Thursday, December 27, 2018

Daisey History Seven: Captains of Industry

Yeah, this is going to take longer than expected. Part of it is because the work load is tightening up, and part of it is because OTHER things are coming along that I should talk about (like, um, other plays and ... economic stuff).

In episode six we talked about how change really happens from below as opposed to being awarded from above. So now we flip to the other side with the seventh installment of Mike Daisey's "A People's History", switching from the renters seeking redress to the elites of the system, the giants of industry, the wealthy.

Carnegie. Industrialist. Philanthropist. Mutant.
Daisey comes in the basic assumption that "Rich People Are Bad" and he has more than enough examples of that. These elites come from success and just get richer. And there are a lot of good examples of this. JP Morgan was the son of a financier. Andrew Mellon was a banker's son.  Rockefeller's dad was literally a con man.

And then there is Andrew Carnegie, the exception that tests the rule. And it is pronounce Car-NEG-ee, as far as native of Pittsburgh are concerned. CAR-neh-gee is something New Yawkers talk about when talking about Carnegie Hall. Yes, some Pittsburghers call the museum complex that houses Car-NEG-ee's dinosaurs the CAR-neh-gee. But they're just wrong.

Andrew Carnegie is Horatio Alger as written by Stan Lee. He was an immigrant from Scotland. Came here as a child because his father's handmade lace business was destroyed by the arrival of high-production industrial methods. He comes to the States and became a bobbin boy, working at the very type of mills that destroyed his father. He got breaks - access to the libraries of the more successful (hence all the Carnegie Libraries around the country). He was diligent, and never forgot a fact, a name, or an opportunity. He claimed to be able to read a teletype by the sound it made making each letter. Yep, he's a mutant, suitable for Prof. Xavier's School for Exceptional and Privileged Children.

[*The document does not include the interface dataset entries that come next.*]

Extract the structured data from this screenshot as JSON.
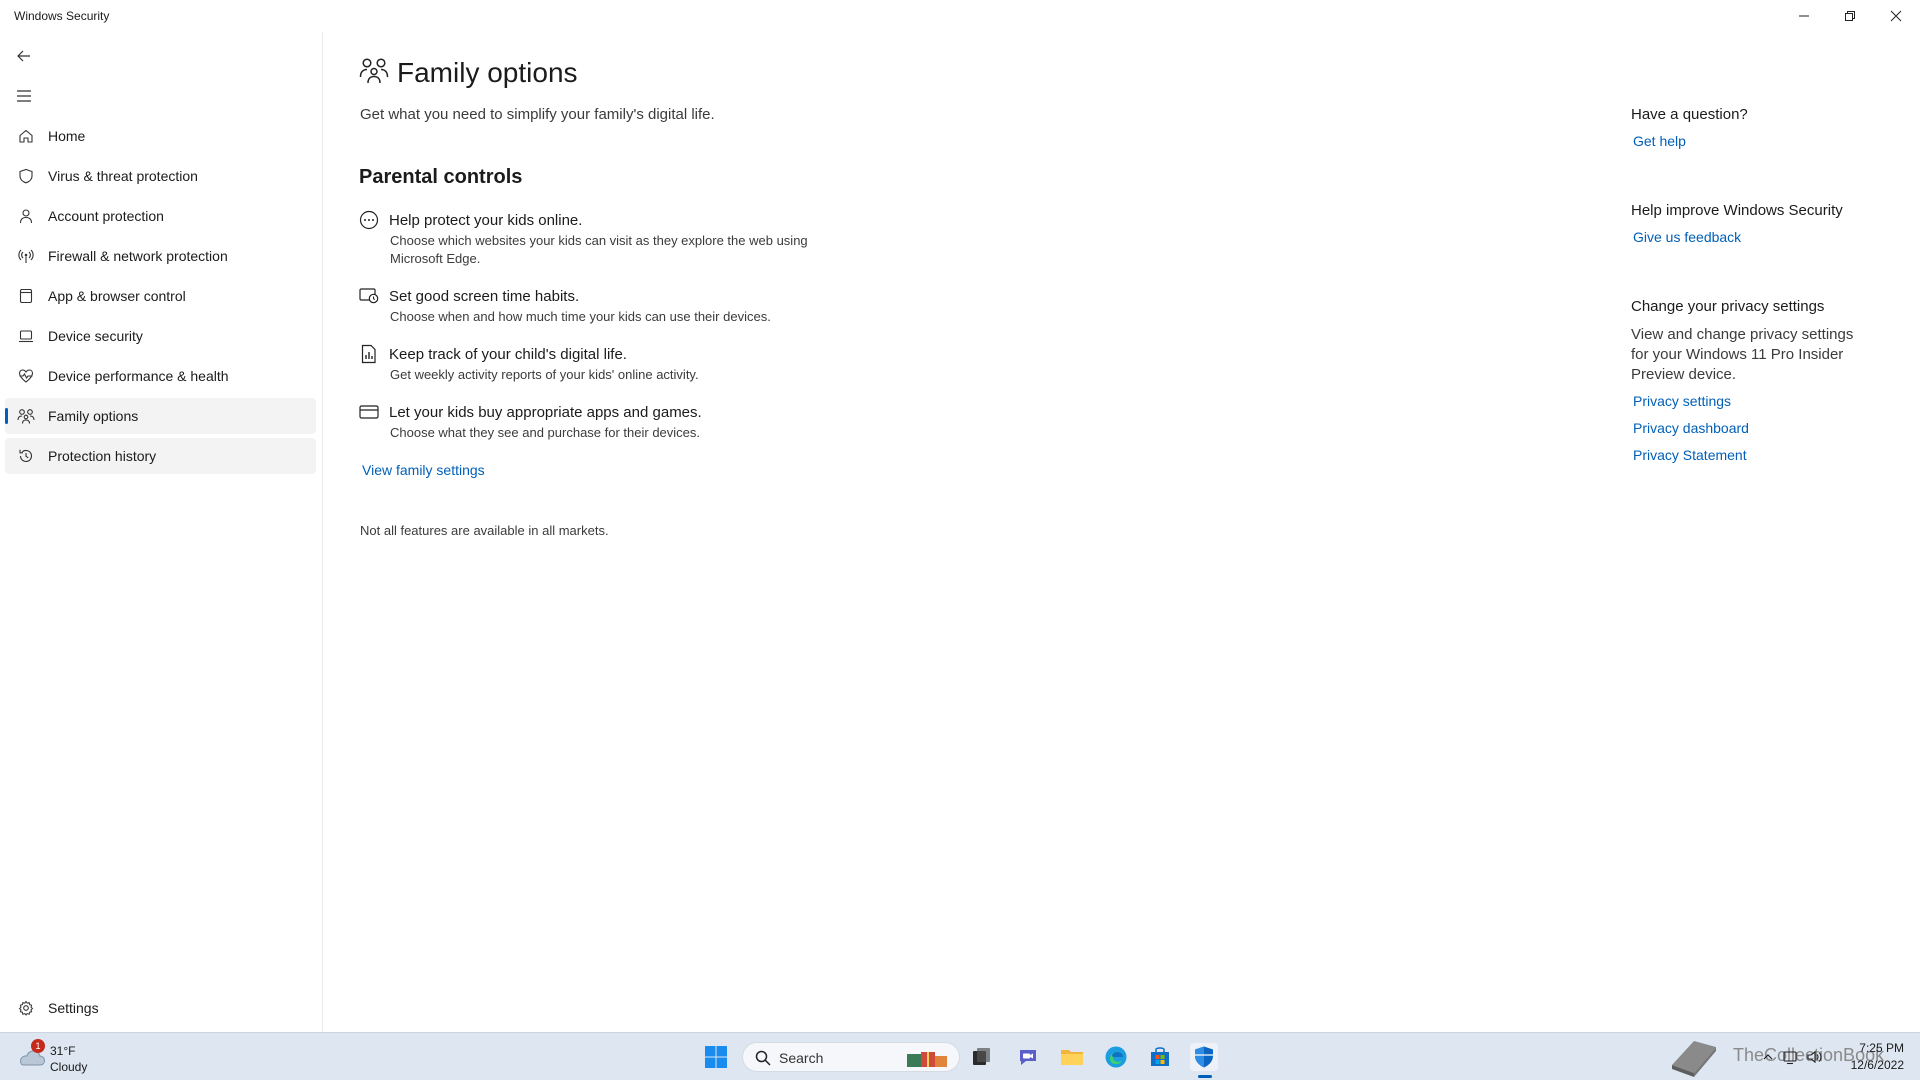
{
  "window": {
    "title": "Windows Security"
  },
  "sidebar": {
    "items": [
      {
        "label": "Home",
        "icon": "home-icon"
      },
      {
        "label": "Virus & threat protection",
        "icon": "shield-icon"
      },
      {
        "label": "Account protection",
        "icon": "person-icon"
      },
      {
        "label": "Firewall & network protection",
        "icon": "antenna-icon"
      },
      {
        "label": "App & browser control",
        "icon": "app-window-icon"
      },
      {
        "label": "Device security",
        "icon": "laptop-icon"
      },
      {
        "label": "Device performance & health",
        "icon": "heart-pulse-icon"
      },
      {
        "label": "Family options",
        "icon": "family-icon"
      },
      {
        "label": "Protection history",
        "icon": "history-icon"
      }
    ],
    "selected": "Family options",
    "settings_label": "Settings"
  },
  "main": {
    "title": "Family options",
    "subtitle": "Get what you need to simplify your family's digital life.",
    "section_title": "Parental controls",
    "features": [
      {
        "title": "Help protect your kids online.",
        "desc": "Choose which websites your kids can visit as they explore the web using Microsoft Edge.",
        "icon": "globe-minus-icon"
      },
      {
        "title": "Set good screen time habits.",
        "desc": "Choose when and how much time your kids can use their devices.",
        "icon": "screen-clock-icon"
      },
      {
        "title": "Keep track of your child's digital life.",
        "desc": "Get weekly activity reports of your kids' online activity.",
        "icon": "report-icon"
      },
      {
        "title": "Let your kids buy appropriate apps and games.",
        "desc": "Choose what they see and purchase for their devices.",
        "icon": "card-icon"
      }
    ],
    "view_link": "View family settings",
    "note": "Not all features are available in all markets."
  },
  "right": {
    "question": {
      "heading": "Have a question?",
      "link": "Get help"
    },
    "improve": {
      "heading": "Help improve Windows Security",
      "link": "Give us feedback"
    },
    "privacy": {
      "heading": "Change your privacy settings",
      "text": "View and change privacy settings for your Windows 11 Pro Insider Preview device.",
      "links": [
        "Privacy settings",
        "Privacy dashboard",
        "Privacy Statement"
      ]
    }
  },
  "taskbar": {
    "weather": {
      "temp": "31°F",
      "condition": "Cloudy",
      "badge": "1"
    },
    "search_placeholder": "Search",
    "watermark": "TheCollectionBook",
    "clock": {
      "time": "7:25 PM",
      "date": "12/6/2022"
    }
  },
  "colors": {
    "accent": "#005fb8",
    "taskbar": "#dde6f1",
    "selected_bg": "#f3f3f3"
  }
}
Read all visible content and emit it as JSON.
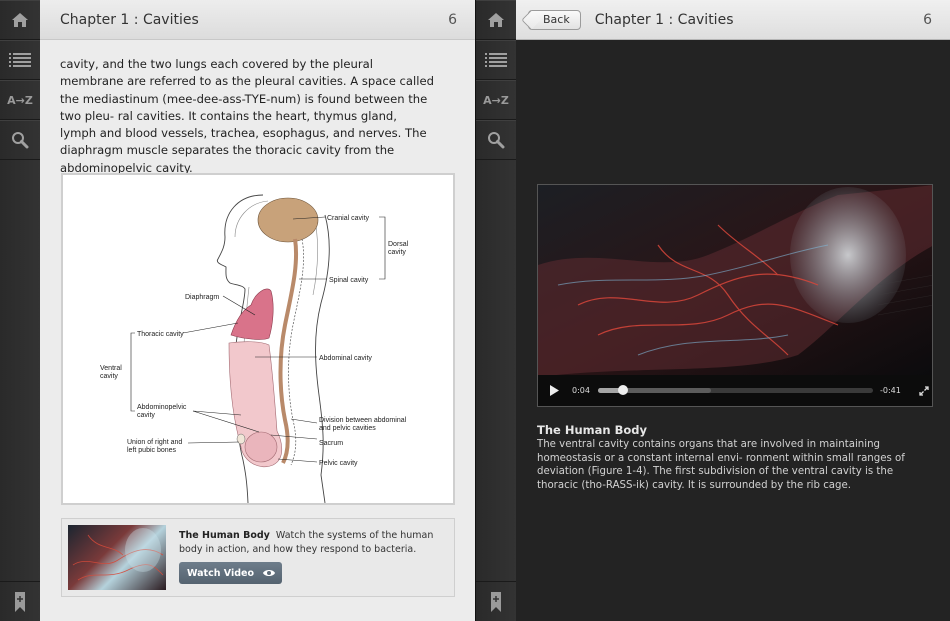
{
  "left_screen": {
    "sidebar": {
      "az_label": "A→Z"
    },
    "header": {
      "title": "Chapter 1 : Cavities",
      "page": "6"
    },
    "body_text": "cavity, and the two lungs each covered by the pleural membrane are referred to as the pleural cavities. A space called the mediastinum (mee-dee-ass-TYE-num) is found between the two pleu- ral cavities. It contains the heart, thymus gland, lymph and blood vessels, trachea, esophagus, and nerves. The diaphragm muscle separates the thoracic cavity from the abdominopelvic cavity.",
    "figure_labels": {
      "cranial_cavity": "Cranial cavity",
      "dorsal_cavity_1": "Dorsal",
      "dorsal_cavity_2": "cavity",
      "spinal_cavity": "Spinal cavity",
      "diaphragm": "Diaphragm",
      "thoracic_cavity": "Thoracic cavity",
      "abdominal_cavity": "Abdominal cavity",
      "ventral_cavity_1": "Ventral",
      "ventral_cavity_2": "cavity",
      "abdominopelvic_1": "Abdominopelvic",
      "abdominopelvic_2": "cavity",
      "division_1": "Division between abdominal",
      "division_2": "and pelvic cavities",
      "sacrum": "Sacrum",
      "union_1": "Union of right and",
      "union_2": "left pubic bones",
      "pelvic_cavity": "Pelvic cavity"
    },
    "video_card": {
      "title": "The Human Body",
      "description": "Watch the systems of the human body in action, and how they respond to bacteria.",
      "button_label": "Watch Video"
    }
  },
  "right_screen": {
    "sidebar": {
      "az_label": "A→Z"
    },
    "header": {
      "back_label": "Back",
      "title": "Chapter 1 : Cavities",
      "page": "6"
    },
    "player": {
      "current_time": "0:04",
      "remaining_time": "-0:41",
      "progress": 0.09,
      "buffered": 0.41
    },
    "caption": {
      "title": "The Human Body",
      "text": "The ventral cavity contains organs that are involved in maintaining homeostasis or a constant internal envi- ronment within small ranges of deviation (Figure 1-4). The first subdivision of the ventral cavity is the thoracic (tho-RASS-ik) cavity. It is surrounded by the rib cage."
    }
  }
}
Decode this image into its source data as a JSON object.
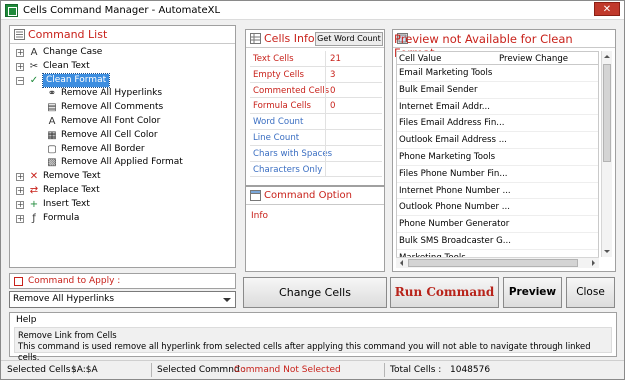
{
  "window": {
    "title": "Cells Command Manager - AutomateXL"
  },
  "command_list": {
    "title": "Command List",
    "items": [
      {
        "label": "Change Case",
        "icon": "change-case-icon",
        "expander": "+",
        "level": 0
      },
      {
        "label": "Clean Text",
        "icon": "clean-text-icon",
        "expander": "+",
        "level": 0
      },
      {
        "label": "Clean Format",
        "icon": "check-icon",
        "expander": "-",
        "level": 0,
        "selected": true
      },
      {
        "label": "Remove All Hyperlinks",
        "icon": "hyperlink-icon",
        "expander": "",
        "level": 1
      },
      {
        "label": "Remove All Comments",
        "icon": "comment-icon",
        "expander": "",
        "level": 1
      },
      {
        "label": "Remove All Font Color",
        "icon": "font-color-icon",
        "expander": "",
        "level": 1
      },
      {
        "label": "Remove All Cell Color",
        "icon": "cell-color-icon",
        "expander": "",
        "level": 1
      },
      {
        "label": "Remove All Border",
        "icon": "border-icon",
        "expander": "",
        "level": 1
      },
      {
        "label": "Remove All Applied Format",
        "icon": "format-icon",
        "expander": "",
        "level": 1
      },
      {
        "label": "Remove Text",
        "icon": "remove-text-icon",
        "expander": "+",
        "level": 0
      },
      {
        "label": "Replace Text",
        "icon": "replace-text-icon",
        "expander": "+",
        "level": 0
      },
      {
        "label": "Insert Text",
        "icon": "insert-text-icon",
        "expander": "+",
        "level": 0
      },
      {
        "label": "Formula",
        "icon": "formula-icon",
        "expander": "+",
        "level": 0
      }
    ]
  },
  "apply": {
    "label": "Command to Apply :",
    "selected": "Remove All Hyperlinks"
  },
  "cells_info": {
    "title": "Cells Info",
    "word_count_button": "Get Word Count",
    "rows": [
      {
        "key": "Text Cells",
        "value": "21",
        "tone": "red"
      },
      {
        "key": "Empty Cells",
        "value": "3",
        "tone": "red"
      },
      {
        "key": "Commented Cells",
        "value": "0",
        "tone": "red"
      },
      {
        "key": "Formula Cells",
        "value": "0",
        "tone": "red"
      },
      {
        "key": "Word Count",
        "value": "",
        "tone": "blue"
      },
      {
        "key": "Line Count",
        "value": "",
        "tone": "blue"
      },
      {
        "key": "Chars with Spaces",
        "value": "",
        "tone": "blue"
      },
      {
        "key": "Characters Only",
        "value": "",
        "tone": "blue"
      }
    ]
  },
  "command_option": {
    "title": "Command Option",
    "info": "Info"
  },
  "preview": {
    "title": "Preview not Available for Clean Format",
    "col_cell_value": "Cell Value",
    "col_preview_change": "Preview Change",
    "rows": [
      "Email Marketing Tools",
      "Bulk    Email    Sender",
      "Internet    Email    Addr...",
      "Files Email Address    Fin...",
      "Outlook Email Address ...",
      "Phone Marketing Tools",
      "Files Phone Number Fin...",
      "Internet Phone Number ...",
      "Outlook Phone Number ...",
      "Phone Number Generator",
      "Bulk SMS Broadcaster G...",
      "Marketing Tools"
    ]
  },
  "buttons": {
    "change_cells": "Change Cells",
    "run_command": "Run Command",
    "preview": "Preview",
    "close": "Close"
  },
  "help": {
    "label": "Help",
    "line1": "Remove Link from Cells",
    "line2": "This command is used remove all hyperlink from selected cells after applying this command you will not able to navigate through linked cells."
  },
  "status": {
    "selected_cells_label": "Selected Cells :",
    "selected_cells_value": "$A:$A",
    "selected_command_label": "Selected Commnd :",
    "selected_command_value": "Command Not Selected",
    "total_cells_label": "Total Cells :",
    "total_cells_value": "1048576"
  },
  "colors": {
    "accent_red": "#c8221b",
    "accent_blue": "#3a6ec2",
    "selection": "#3d8ee0"
  }
}
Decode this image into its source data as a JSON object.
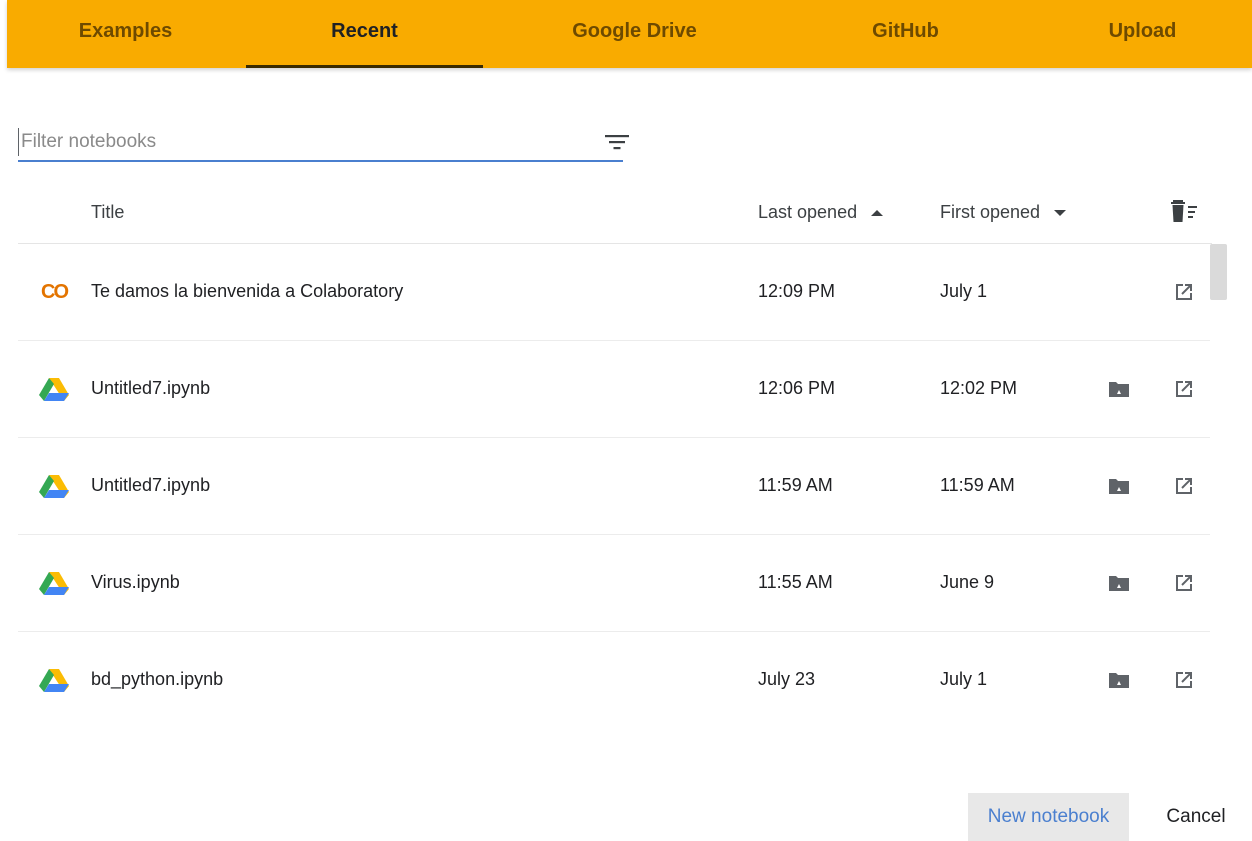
{
  "tabs": [
    {
      "label": "Examples",
      "active": false
    },
    {
      "label": "Recent",
      "active": true
    },
    {
      "label": "Google Drive",
      "active": false
    },
    {
      "label": "GitHub",
      "active": false
    },
    {
      "label": "Upload",
      "active": false
    }
  ],
  "filter": {
    "placeholder": "Filter notebooks",
    "value": ""
  },
  "columns": {
    "title": "Title",
    "last_opened": "Last opened",
    "first_opened": "First opened"
  },
  "rows": [
    {
      "icon": "colab-logo-icon",
      "title": "Te damos la bienvenida a Colaboratory",
      "last_opened": "12:09 PM",
      "first_opened": "July 1",
      "has_drive_folder": false
    },
    {
      "icon": "google-drive-icon",
      "title": "Untitled7.ipynb",
      "last_opened": "12:06 PM",
      "first_opened": "12:02 PM",
      "has_drive_folder": true
    },
    {
      "icon": "google-drive-icon",
      "title": "Untitled7.ipynb",
      "last_opened": "11:59 AM",
      "first_opened": "11:59 AM",
      "has_drive_folder": true
    },
    {
      "icon": "google-drive-icon",
      "title": "Virus.ipynb",
      "last_opened": "11:55 AM",
      "first_opened": "June 9",
      "has_drive_folder": true
    },
    {
      "icon": "google-drive-icon",
      "title": "bd_python.ipynb",
      "last_opened": "July 23",
      "first_opened": "July 1",
      "has_drive_folder": true
    }
  ],
  "colab_logo_text": "CO",
  "footer": {
    "new_notebook": "New notebook",
    "cancel": "Cancel"
  },
  "colors": {
    "tab_bar": "#f9ab00",
    "accent_blue": "#4a7fcf",
    "drive_green": "#34a853",
    "drive_yellow": "#fbbc04",
    "drive_blue": "#4285f4"
  }
}
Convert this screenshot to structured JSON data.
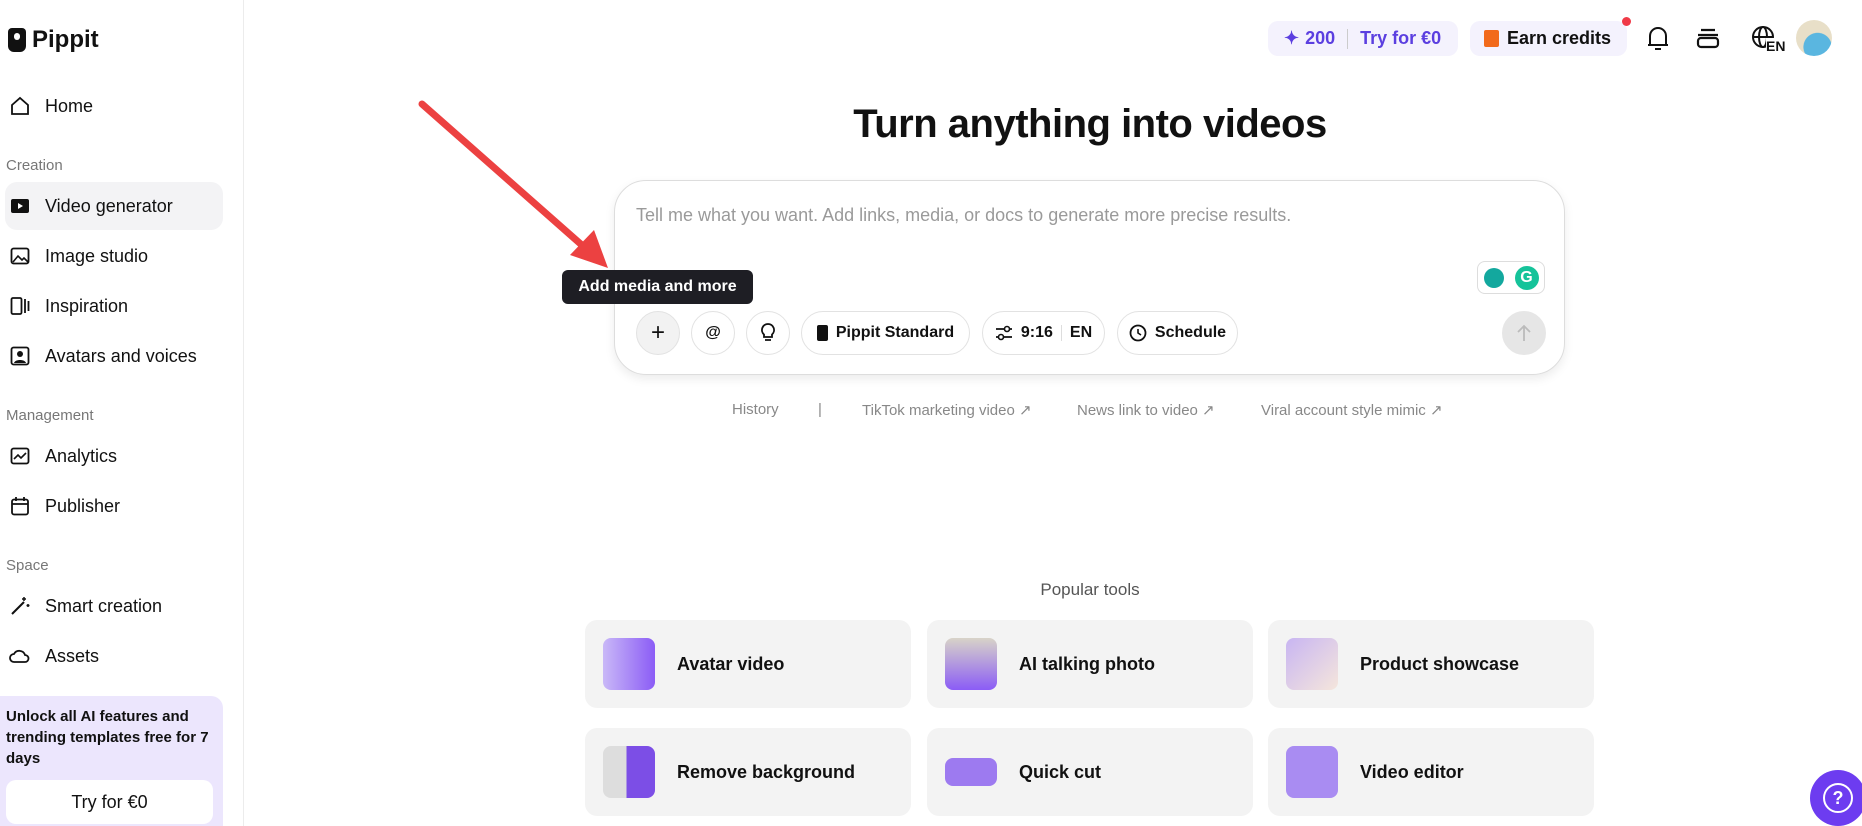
{
  "brand": "Pippit",
  "sidebar": {
    "home": "Home",
    "sections": {
      "creation": "Creation",
      "management": "Management",
      "space": "Space"
    },
    "items": [
      {
        "label": "Video generator",
        "icon": "video-generator-icon"
      },
      {
        "label": "Image studio",
        "icon": "image-icon"
      },
      {
        "label": "Inspiration",
        "icon": "inspiration-icon"
      },
      {
        "label": "Avatars and voices",
        "icon": "avatar-icon"
      },
      {
        "label": "Analytics",
        "icon": "analytics-icon"
      },
      {
        "label": "Publisher",
        "icon": "calendar-icon"
      },
      {
        "label": "Smart creation",
        "icon": "magic-wand-icon"
      },
      {
        "label": "Assets",
        "icon": "cloud-icon"
      }
    ],
    "promo": {
      "text": "Unlock all AI features and trending templates free for 7 days",
      "button": "Try for €0"
    }
  },
  "header": {
    "credits": "200",
    "try": "Try for €0",
    "earn": "Earn credits",
    "lang": "EN",
    "accent": "#5b3fe0"
  },
  "main": {
    "title": "Turn anything into videos",
    "placeholder": "Tell me what you want. Add links, media, or docs to generate more precise results.",
    "tooltip": "Add media and more",
    "toolbar": {
      "model": "Pippit Standard",
      "ratio": "9:16",
      "lang": "EN",
      "schedule": "Schedule",
      "at": "@"
    },
    "links": {
      "history": "History",
      "sep": "|",
      "l1": "TikTok marketing video ↗",
      "l2": "News link to video ↗",
      "l3": "Viral account style mimic ↗"
    },
    "popular_title": "Popular tools",
    "tools": [
      "Avatar video",
      "AI talking photo",
      "Product showcase",
      "Remove background",
      "Quick cut",
      "Video editor"
    ]
  }
}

Instead of Money Comes from Money, I would propose that what really happens is "Learn the Game, Play the Game, Change the Game." And those born into positions of power are more capable of seeing the game and have access to it than most of the rest of our bunch. Because the nature of wealth does change over time, and we've seen agricultural fortunes flounder while industrialists come to the fore and then they are overtaken by financial managers and tech lords. But the wealthy, while not guaranteed success, have both table stakes to get into the game to begin with, as well as the cushion for when they fail. And they have the ability to, once they make their pile, pull up the ladder behind them to keep others from doing the same thing they did.

Nope. Not letting CaNEGie off the hook, here. Just looking for a broader pattern.